Today we will be focusing on getting to know the Tensorflow core a little more. In the long run, knowing what tools you have available will allow you to write better/shorter/faster programs when you go beyond the straightforward models we’ve been looking at. Below you will find several (mostly disconnected) small programming tasks to be solved using Tensorflow functions. Most of these can be solved in just a few lines of code, but you will need to find the right tools first. The API docs will be indispensable here. Since the API can be a bit overwhelming at first, hints are included for most tasks. Some of the tasks build on each other, becoming more difficult in turn. You can try to get the “easy” stuff done first and then focus on a few of the more tricky ones. You should usually wrap each routine in a Python function and also try to add the tf.function decorator for performance (and see if still works…).

Given a 2D tensor of shape (?, n), extract the k (k <= n) highest values for each row into a tensor of shape (?, k). Hint: There might be a function to get the “top k” values of a tensor.
Given a tensor of shape (?, n), find the argmax in each row and return a new tensor that contains a 1 in each of the argmax’ positions, and 0s everywhere else.
As in 1., but instead of “extracting” the top k values, create a new tensor with shape (?, n) where all but the top k values for each row are zero. Try doing this with a 1D tensor of shape (n,) (i.e. one row) first. Getting it right for a 2D tensor is more tricky; consider this a bonus. Hint: You should look for a way to “scatter” a tensor of values into a different tensor. For two or more dimensions, you need to think carefully about the indices.
Implement an exponential moving average. That is, given a decay rate a and an input tensor of length T, create a new length T tensor where new[0] = input[0] and new[t] = a * new[t-1] + (1-a) * input[t] otherwise. Do not use tf.train.ExponentialMovingAverage.
Find a way to return the last element in 4. without using loops. That is, return new[T] only – you don’t need to compute the other time steps (if you can avoid it).
Given three integer tensors x, y, z all of the same (arbitrary) shape, create a new tensor that takes values from y where x is even and from z where x is odd.
Given a tensor of arbitrary and unknown shape (but at least one dimension), return 100 if the last dimension has size > 100, 12 if the last dimension has size <= 100 and > 44, and return 0 otherwise.
As 7., but also create three global counts (integers), where count i should grow by 1 if condition i happened. Run the function from 7. multiple times to test whether your counting works. Now, add a @tf.function decorator to the function from 7. Does your counter still work? If not, why not? Can you change it so it does work?
Given two 1D tensors of equal length n, create a tensor of shape (n, n) where element i,j is the ith element of the first tensor minus the jth element of the second tensor. No loops! Hint: Tensorflow supports broadcasting much like numpy.

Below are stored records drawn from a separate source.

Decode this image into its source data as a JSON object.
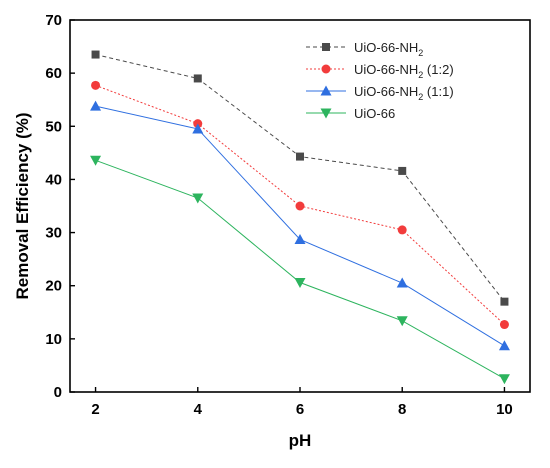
{
  "chart_data": {
    "type": "line",
    "xlabel": "pH",
    "ylabel": "Removal Efficiency (%)",
    "x": [
      2,
      4,
      6,
      8,
      10
    ],
    "xlim": [
      1.5,
      10.5
    ],
    "ylim": [
      0,
      70
    ],
    "xticks": [
      2,
      4,
      6,
      8,
      10
    ],
    "yticks": [
      0,
      10,
      20,
      30,
      40,
      50,
      60,
      70
    ],
    "grid": false,
    "legend_position": "top-right",
    "series": [
      {
        "name": "UiO-66-NH",
        "subscript": "2",
        "suffix": "",
        "marker": "square",
        "color": "#4a4a4a",
        "line_style": "dashed",
        "values": [
          63.5,
          59,
          44.3,
          41.6,
          17
        ]
      },
      {
        "name": "UiO-66-NH",
        "subscript": "2",
        "suffix": " (1:2)",
        "marker": "circle",
        "color": "#f23c3c",
        "line_style": "dotted",
        "values": [
          57.7,
          50.5,
          35,
          30.5,
          12.7
        ]
      },
      {
        "name": "UiO-66-NH",
        "subscript": "2",
        "suffix": " (1:1)",
        "marker": "triangle-up",
        "color": "#2f6fe0",
        "line_style": "solid",
        "values": [
          53.8,
          49.5,
          28.7,
          20.5,
          8.7
        ]
      },
      {
        "name": "UiO-66",
        "subscript": "",
        "suffix": "",
        "marker": "triangle-down",
        "color": "#2db45e",
        "line_style": "solid",
        "values": [
          43.6,
          36.5,
          20.6,
          13.4,
          2.5
        ]
      }
    ]
  }
}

Implement dot product attention: You are given a sequence of encoder states h of shape batch x time x features and the last decoder state s of shape batch x features. Compute the attention weights alpha where alpha[:, i] is equal to h[:, i] * s where * is the dot product between vectors (in this case we also have a batch dimension so the dot product should be between the corresponding vectors within the batch). That is, alpha should be of shape batch x time and alpha[:, i] should contain the attention weights for encoder time step i.